Article: Introduction to Data warehousing Flashcards
Decision Support System
A set of expandable, interactive IT techniques and tools designed for processing and analyzing data and for supporting managers in decision making. In practice the system provided value estimates for each alternative. Different forms of DSS: - Passive - Active - Collaborative - Model-driven - Etc.
Data warehouse
A collection of data that supports decision-making processes. A Data-warehouse is:
- Subject-oriented
- Integrated
- Consistent
- Shows evolution over time
- Not vollatile
IT systems can be divided into transactional (OLTP) and analytical (OLAP). The type of query required in data warehouses is OLAP.
Data warehousing architectures
- Single layer architecture
- Two-layer architecture (Primary DW or Corporate DW)
- Three-layer architecture
Single layer architecture
Not often used in practice. Goal is to minimize the amount of data stored by removing data redundancies. Composed of a source layer, data warehouse and analytics.
Two-layer architecture
Composed of a source layer, data staging, data warehouse (with meta-data and data marts), and analysis layer.
Three-layer architecture
The third layer is reconciled data layer (or operational data store). This materalizes operational data obtained after integrating and cleansing source data. Main advantage: creates a common reference data model for the whole enterprise. Simultaneously, it sharply separates the problems of source data extraction and integration from those of data warehouse population. However, reconciled data leads to more redundancy of operational source data. This architecture is composed of a source layer, data staging, reconciled layer, loading, DW layer and analysis.
Central architecture vs Federated architecture
- The amount of interdependent information exchanged between business units. When there is a lot of interdependent data, people tend to implement an Enterprise-wide architecture.
- Time available for the implementation.
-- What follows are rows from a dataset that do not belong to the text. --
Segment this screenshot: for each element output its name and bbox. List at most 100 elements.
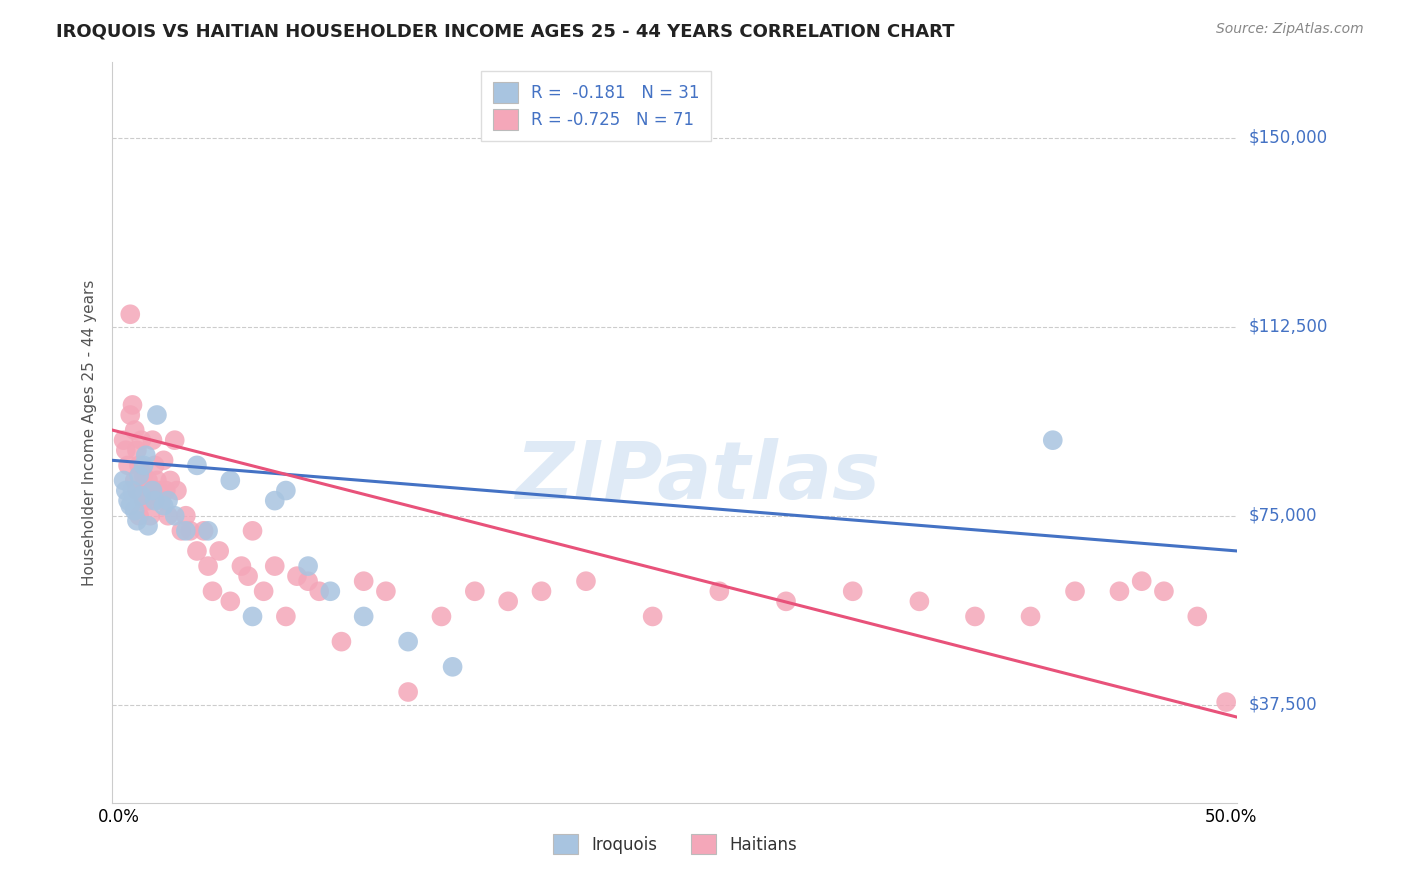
Point bbox=[297, 559, 319, 574]
Point bbox=[124, 423, 146, 437]
Point bbox=[141, 433, 163, 447]
Point bbox=[125, 443, 148, 458]
Point bbox=[170, 524, 193, 538]
Point bbox=[709, 584, 731, 599]
Point bbox=[374, 584, 396, 599]
Point bbox=[143, 458, 166, 473]
Text: ZIPatlas: ZIPatlas bbox=[515, 438, 880, 516]
Point bbox=[117, 493, 139, 508]
Point bbox=[841, 584, 863, 599]
Point bbox=[396, 685, 419, 699]
Point bbox=[330, 634, 353, 648]
Point bbox=[128, 458, 150, 473]
Point bbox=[1215, 695, 1237, 709]
Point bbox=[155, 483, 177, 498]
Text: IROQUOIS VS HAITIAN HOUSEHOLDER INCOME AGES 25 - 44 YEARS CORRELATION CHART: IROQUOIS VS HAITIAN HOUSEHOLDER INCOME A… bbox=[56, 22, 955, 40]
Point bbox=[319, 584, 342, 599]
Point bbox=[530, 584, 553, 599]
Point bbox=[1130, 574, 1153, 589]
Point bbox=[135, 448, 157, 462]
Text: $150,000: $150,000 bbox=[1249, 129, 1327, 147]
Text: $112,500: $112,500 bbox=[1249, 318, 1327, 336]
Point bbox=[131, 483, 153, 498]
Point bbox=[274, 609, 297, 624]
Point bbox=[125, 483, 148, 498]
Point bbox=[430, 609, 453, 624]
Text: Source: ZipAtlas.com: Source: ZipAtlas.com bbox=[1216, 22, 1364, 37]
Point bbox=[136, 493, 159, 508]
Point bbox=[464, 584, 486, 599]
Point bbox=[285, 569, 308, 583]
Point bbox=[121, 398, 143, 412]
Point bbox=[120, 408, 142, 422]
Point bbox=[197, 559, 219, 574]
Point bbox=[143, 493, 166, 508]
Point bbox=[641, 609, 664, 624]
Point bbox=[125, 514, 148, 528]
Point bbox=[112, 433, 135, 447]
Point bbox=[353, 609, 375, 624]
Point bbox=[263, 559, 285, 574]
Point bbox=[775, 594, 797, 608]
Point bbox=[441, 660, 464, 674]
Point bbox=[1019, 609, 1042, 624]
Point bbox=[496, 594, 519, 608]
Point bbox=[150, 493, 173, 508]
Point bbox=[124, 474, 146, 488]
Point bbox=[117, 458, 139, 473]
Point bbox=[297, 574, 319, 589]
Point bbox=[159, 474, 181, 488]
Point bbox=[152, 499, 174, 513]
Point bbox=[120, 499, 142, 513]
Point bbox=[236, 569, 259, 583]
Point bbox=[139, 508, 162, 523]
Point bbox=[131, 433, 153, 447]
Point bbox=[146, 474, 169, 488]
Point bbox=[263, 493, 285, 508]
Point bbox=[163, 433, 186, 447]
Point bbox=[146, 408, 169, 422]
Point bbox=[148, 483, 170, 498]
Point bbox=[132, 458, 155, 473]
Point bbox=[193, 524, 215, 538]
Point bbox=[253, 584, 276, 599]
Point bbox=[396, 634, 419, 648]
Point bbox=[163, 508, 186, 523]
Point bbox=[201, 584, 224, 599]
Point bbox=[166, 483, 188, 498]
Point bbox=[242, 524, 264, 538]
Point bbox=[120, 307, 142, 321]
Point bbox=[908, 594, 931, 608]
Point bbox=[186, 458, 208, 473]
Point bbox=[186, 544, 208, 558]
Point bbox=[114, 443, 136, 458]
Point bbox=[141, 483, 163, 498]
Point bbox=[136, 518, 159, 533]
Y-axis label: Householder Income Ages 25 - 44 years: Householder Income Ages 25 - 44 years bbox=[82, 279, 97, 586]
Point bbox=[219, 474, 242, 488]
Point bbox=[1064, 584, 1087, 599]
Point bbox=[963, 609, 986, 624]
Point bbox=[353, 574, 375, 589]
Point bbox=[157, 508, 180, 523]
Point bbox=[135, 483, 157, 498]
Point bbox=[132, 468, 155, 483]
Point bbox=[124, 504, 146, 518]
Point bbox=[131, 489, 153, 503]
Point bbox=[136, 474, 159, 488]
Point bbox=[179, 524, 201, 538]
Point bbox=[1108, 584, 1130, 599]
Point bbox=[197, 524, 219, 538]
Point bbox=[1187, 609, 1209, 624]
Point bbox=[128, 468, 150, 483]
Point bbox=[157, 493, 180, 508]
Point bbox=[112, 474, 135, 488]
Point bbox=[152, 453, 174, 467]
Point bbox=[308, 584, 330, 599]
Text: $37,500: $37,500 bbox=[1249, 696, 1317, 714]
Point bbox=[132, 493, 155, 508]
Text: $75,000: $75,000 bbox=[1249, 507, 1317, 524]
Point bbox=[219, 594, 242, 608]
Point bbox=[242, 609, 264, 624]
Point bbox=[208, 544, 231, 558]
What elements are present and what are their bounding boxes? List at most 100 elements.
When there is little time, people tend to use a Federated architecture.
- Minor role of data-warehouse played in enterprise strategies. When the role is small, people tend to choose independent data marts.
- The frequent need for integrating pre-existing data-warehouses can require a federated architecture type.
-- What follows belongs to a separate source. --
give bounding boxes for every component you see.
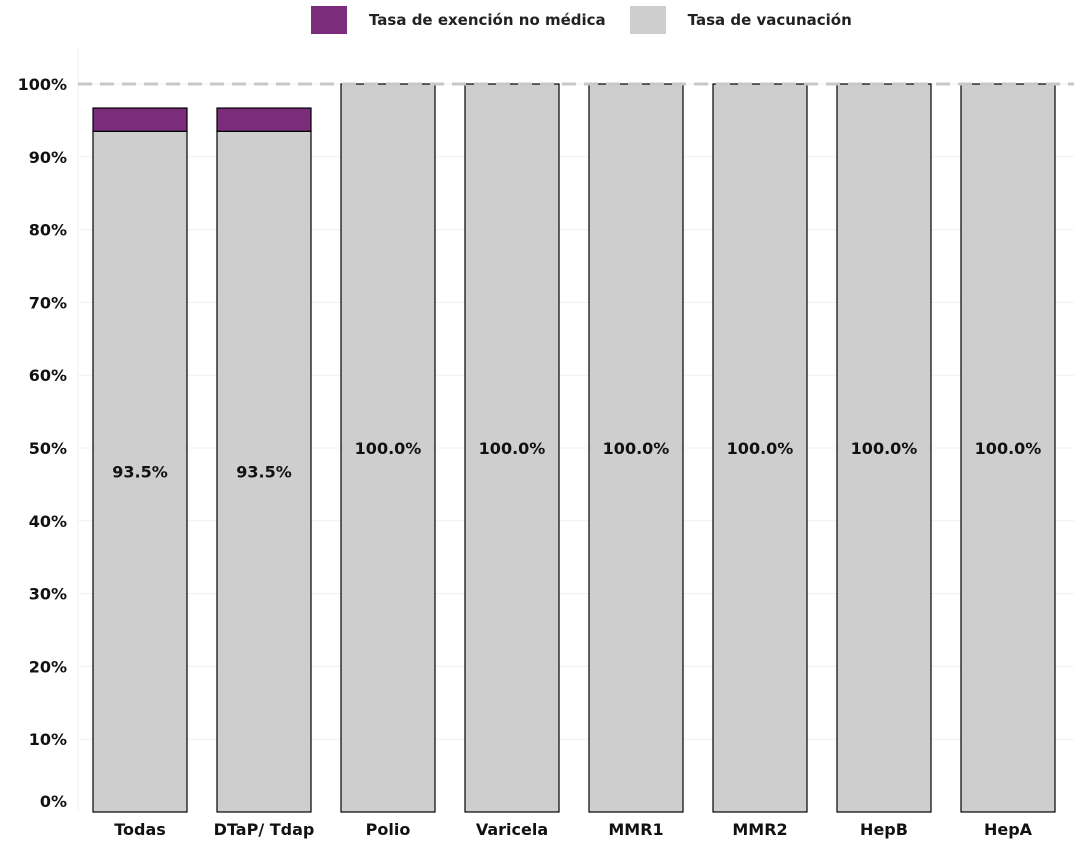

Extract, Transform, Load (ETL)
The ETL process takes place in the staging layer. Process takes place when a data-warehouse is populated for the first time, after that it occurs every time the data-warehouse is regularly updated. 4 different steps:
- Extract
- Cleanse - rectifying data values with rectification and homogenization.
- Transform - managing data formats.
- Load
Multi-dimensional modelling
This concept looks at the measures and dimensions of values of a ‘fact’, and is the basis for the OLAP cube. Measure is a value that is numeric and can be used for calculating. Dimension is associated with hierarchy of aggregation levels, such as date. Using these dimensions and measures, you can perform restrictions (selections) and aggregations.
Meta-data
Data to define other data. Can be classified in two categories:
- Internal meta-data
- External meta-data
Internal meta-data
The users that are interested in internal meta-data are system administrators, because it contains information about data sources, transformation processes, population policies, logical and physical schemata, constraints and user profiles.
External meta-data
The users that are interested in external meta-data are end-users.
After data-warehouse
- Reports
- OLAP
- Dashboards
Reports
A query and a layout -> a query generally implies a restriction and an aggregation of multidimensional data. Data-warehouses add value to reports, because they have one version of the truth (aggregated values are reliable and correct), and performance is improved by separating transaction processes and analysis.
OLAP
A way to explore and analyze the data in the data-warehouse by means of multi-dimensional modelling. The most common operators are roll-up, drill-down, slice-and-dice, pivot, drill-across and drill-through.